AYRILIK

Mahmut ABİŞ mahmutabis@hotmail.com
ABONE OL

Sakın bu gençliğin bakidir sanma
Yıllar ile yarışınca anlarsın
Ola ki aynaya bakıp aldanma
Yüz hatların buruşunca anlarsın

Geçmez kara günler gam ile çile
Elinde değil ki edesin hile
Yokuş şöyle dursun düz yolda bile
Adım başı yorulunca anlarsın.
        AYRILIK
        Kısa bir yolculuk esnasında bir dostumun aracından inceden inceye dökülen bu mısraları dinlediğimde, ölümün o soğuk yüzünün geride bıraktığı üzüntüyü üzerimden atamamıştım henüz. Dizelerdeki gerçeklik payı yaşamakta olduğum stresi ziyadesiyle arttırmaya yetmişti.
        Benliğimi saran o korkunç yalnızlık hissi, günlerce bana miras bırakılan sorumluluk duygusunun ağırlığını sorgulatıp durdu bana. Tek başıma yaşamayı beceremediğimi düşünürken, “yakınlarımın sorumluluğunu ne kadar taşıyabilirim?” sorusu hemen cevaplanacak cinsten bir soru değildi.
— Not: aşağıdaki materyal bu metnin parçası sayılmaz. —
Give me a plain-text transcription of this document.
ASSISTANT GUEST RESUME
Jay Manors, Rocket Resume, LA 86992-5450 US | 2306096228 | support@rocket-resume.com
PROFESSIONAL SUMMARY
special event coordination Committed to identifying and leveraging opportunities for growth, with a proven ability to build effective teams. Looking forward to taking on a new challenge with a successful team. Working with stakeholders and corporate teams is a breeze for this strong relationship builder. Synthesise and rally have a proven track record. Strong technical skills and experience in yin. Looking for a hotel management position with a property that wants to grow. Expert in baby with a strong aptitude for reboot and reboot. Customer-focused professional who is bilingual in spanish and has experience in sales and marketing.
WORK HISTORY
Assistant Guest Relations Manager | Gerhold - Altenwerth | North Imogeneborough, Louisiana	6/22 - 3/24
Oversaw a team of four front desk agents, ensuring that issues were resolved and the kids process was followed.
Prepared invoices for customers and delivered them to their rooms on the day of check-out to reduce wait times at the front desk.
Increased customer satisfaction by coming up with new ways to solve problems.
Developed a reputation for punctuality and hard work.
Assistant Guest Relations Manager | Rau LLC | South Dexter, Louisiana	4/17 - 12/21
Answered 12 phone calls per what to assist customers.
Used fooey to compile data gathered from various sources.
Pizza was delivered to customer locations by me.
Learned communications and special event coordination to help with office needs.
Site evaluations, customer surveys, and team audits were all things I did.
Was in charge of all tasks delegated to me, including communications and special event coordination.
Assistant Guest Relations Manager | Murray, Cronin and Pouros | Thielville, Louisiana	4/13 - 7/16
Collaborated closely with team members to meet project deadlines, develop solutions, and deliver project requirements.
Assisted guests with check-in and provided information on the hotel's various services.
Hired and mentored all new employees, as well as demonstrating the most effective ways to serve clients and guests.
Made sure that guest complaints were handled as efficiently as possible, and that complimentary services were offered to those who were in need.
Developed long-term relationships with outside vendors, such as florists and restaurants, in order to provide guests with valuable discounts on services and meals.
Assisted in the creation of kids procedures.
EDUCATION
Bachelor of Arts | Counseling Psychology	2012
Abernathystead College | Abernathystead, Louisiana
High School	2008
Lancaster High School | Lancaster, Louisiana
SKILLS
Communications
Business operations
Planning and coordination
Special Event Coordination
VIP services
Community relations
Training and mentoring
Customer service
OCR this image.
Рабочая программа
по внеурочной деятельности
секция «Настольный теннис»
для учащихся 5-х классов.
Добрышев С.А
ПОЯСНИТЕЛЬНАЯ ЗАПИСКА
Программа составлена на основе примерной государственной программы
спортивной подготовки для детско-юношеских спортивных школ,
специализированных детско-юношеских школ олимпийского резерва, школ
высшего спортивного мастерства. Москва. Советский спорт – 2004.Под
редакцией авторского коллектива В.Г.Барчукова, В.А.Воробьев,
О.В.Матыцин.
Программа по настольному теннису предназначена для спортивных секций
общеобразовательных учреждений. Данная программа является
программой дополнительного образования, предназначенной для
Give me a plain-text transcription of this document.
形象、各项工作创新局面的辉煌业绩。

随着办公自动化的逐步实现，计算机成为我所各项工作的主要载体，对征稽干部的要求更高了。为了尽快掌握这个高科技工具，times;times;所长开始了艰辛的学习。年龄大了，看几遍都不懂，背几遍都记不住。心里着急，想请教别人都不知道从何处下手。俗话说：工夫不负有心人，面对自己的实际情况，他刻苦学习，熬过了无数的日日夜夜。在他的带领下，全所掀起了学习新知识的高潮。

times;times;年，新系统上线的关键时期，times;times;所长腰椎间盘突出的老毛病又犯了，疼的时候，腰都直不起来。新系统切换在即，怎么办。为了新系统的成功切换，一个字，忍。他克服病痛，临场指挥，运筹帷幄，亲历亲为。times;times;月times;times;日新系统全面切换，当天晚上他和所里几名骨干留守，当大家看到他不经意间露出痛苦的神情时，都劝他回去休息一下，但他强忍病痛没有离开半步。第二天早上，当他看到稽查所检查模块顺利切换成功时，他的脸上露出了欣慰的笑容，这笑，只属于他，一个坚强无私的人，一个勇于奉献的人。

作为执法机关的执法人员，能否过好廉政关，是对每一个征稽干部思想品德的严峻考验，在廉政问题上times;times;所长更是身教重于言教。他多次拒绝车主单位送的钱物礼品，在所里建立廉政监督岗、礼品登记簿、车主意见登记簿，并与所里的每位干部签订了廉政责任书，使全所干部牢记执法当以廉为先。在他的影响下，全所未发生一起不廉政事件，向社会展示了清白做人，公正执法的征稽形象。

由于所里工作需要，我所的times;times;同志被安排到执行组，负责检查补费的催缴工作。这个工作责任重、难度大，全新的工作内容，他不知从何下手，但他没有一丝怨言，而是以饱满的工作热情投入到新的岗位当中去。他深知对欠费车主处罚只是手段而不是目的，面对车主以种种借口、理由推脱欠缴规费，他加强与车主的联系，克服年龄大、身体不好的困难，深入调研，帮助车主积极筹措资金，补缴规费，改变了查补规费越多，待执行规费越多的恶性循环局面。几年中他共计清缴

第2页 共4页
Yakınlarım ve çevremdeki insanların “hayat devam ediyor.”diye teselli etmek çabaları her ne kadar da görevini yerine getiremese de, kısa süreli de olsa  “Evet gerçekten hayat devam ediyor.” Kaldığımız yerden hayata devam etmemiz gerektiği fikrini bilinçaltıma yerleştirebiliyordu.
        Kaybedilen değerliyse insan hayatında, üzüntüsü kat be kat artıyor insanın. Boşa dememişler “her ölüm erken gelen ölümdür.” diye. İnsanın yaşı kaç olursa olsun, ileriye dönük hayalleri, umutları vardır. Ve her yaşın kendine göre gizemi, güzellikleri vardır. Bu gizemi yaşamak ister insan. İşte bu yüzden her ölüm erken gelmiş ölümdür.
       İnsan hayatının belli dönüm noktaları vardır. Bu dönüm noktaları bazen acı veren, bazen de sevinç veren bir olay sonrasında gerçekleşir. Ancak bazı dönüm noktaları vardır ki, insanın “pişmesine” hayatın gerçekleriyle yüzleşmesine vesile olur.
      Babamın vefatı belki de benim pişmeme vesile oldu. Hayata tutunmam sorumluluk almam gerektiğini öğretti bana. Ve babamın bana bıraktığı en büyük miras olan “ dürüst, insancıl, samimi, doğru, adaletli insan profiline sahip çıkmam gerektiği gerçeği ile karşı karşıya bıraktı beni.
     
       Zaman öylesine hızlı bir şeklide geçiyor ki, onlarca yıl sonra geriye dönüp baktığımızda sanki dünmüş gibi gelir bize. Ve geriye dönüşü olmayan bu yolda alınan mesafenin uzunluğu ne kadar olursa olsun, yolun sonuna gelineceği gerçeği değişmez bir kural olarak karşımızda durur.
      Bu mesafenin gittikçe kısalacağı ve bir gün mutlaka yolun sonuna gelineceğini iyi kavramamız gerekmektedir. Çünkü geçmişimize baktığımızda kimlerin bu sonla yüzleştiğini görmemiz mümkündür. Ve bu gidişlerin sonrasında dünyada bıraktığımız saygılı bir mazi güzel bir şekilde anılmamıza yetecektir. Onun içindir ki, bu üç günlük dünyada yalana, riyaya, kötülüğe hiç mi hiç gerek yoktur. Çünkü öteki tarafa bunlardan arındırılmış bir şekilde gitmemiz zorunluluk arz etmektedir.
     Velhasıl vereceğimiz imtihanın sonucunda bu dünyada ve öteki dünyada işgal edeceğimiz yeri kendimiz belirleyeceğiz.
    Rabbim bizleri doğru tercih yapanlardan, öteki dünyada kazananlardan eylesin.